Example of contesting a will – the case of Colleen McCullough
Colleen McCullough was a famous Australian author, known for her best-selling novel The Thorn Birds, which sold over 33 million copies worldwide.
At the time of her death in 2015, McCullough’s estate was estimated to be worth several million dollars.
The distribution of McCullough’s estate became a bitter legal dispute that was played out in the Supreme Court of NSW, garnering much attention from the Australian media.
Contesting a will was costly, and resulted in a bitter dispute between McCullough’s husband of thirty years, Ric Robinson and her executor, Selwa Anthony.
The case was made quite complicated since McCullough made several wills throughout her lifetime.

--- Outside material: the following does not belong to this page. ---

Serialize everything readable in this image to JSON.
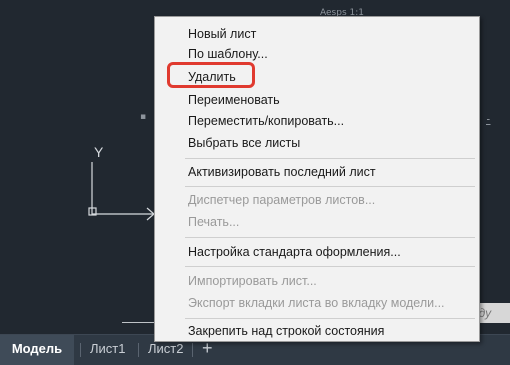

Two wills, made within 6 short months of each other, were at the centre of the dispute.
The first will, dubbed the ‘Oklahoma’ will, was made in July 2014 and named the University of Oklahoma Foundation as the sole beneficiary to McCullough’s multi-million dollar estate.
The second will, signed only a few short months later in October 2014, named her partner, Mr Robinson, as the sole beneficiary.
McCullough’s friend and executor, Ms Anthony, told the court that McCullough deliberately cut Robinson out of her will in 2014 after finding out Robinson had ‘taken a mistress’ and ‘spent all the money’.
The plaintiff’s lawyer, Kim Morrissey, also gave evidence to the court, recounting an episode on June 24, 2014, where the author called the police to her home and told officers that Mr Robinson and his mistress entered her bedroom and were aggressive towards her.
Ms Anthony accused Mr Robinson of taking advantage of McCullough’s ill health to make her re-write her will, with the case resting on whether Robinson used undue influence to coerce McCullough to change her will and name him as the sole beneficiary.
McCullough’s solicitor, Piria Coleman agreed with Ms Anthony that the ‘Oklahoma’ will was the genuine one.
In McCullough’s last few weeks of life, she was visited several times by a GP, Dr Robert Challender, who prepared a letter for Robinson, stating that while McCullough was in bad shape physically, her mental state was good and she was ‘completely able to make well-considered decisions’.
Robinson provided a copy of this letter to Coleman only two short weeks before McCullough’s death. Coleman stated that the document was prepared in a calculated attempt by Robinson to prove McCullough’s testamentary capacity, should anyone come to question the second will.
Despite finding that Robinson was not a ‘wholly reliable witness’, New South Wales Supreme Court Justice Neil Rein found that Ms Anthony had not sufficiently established that Mr Robinson coerced his wife into signing the documents.
Justice Rein’s judgement ultimately found that ‘Colleen McCullough intended to bequeath her entire estate to her husband,’ with the second will being found to be valid.
Each party was ordered to bear their own costs.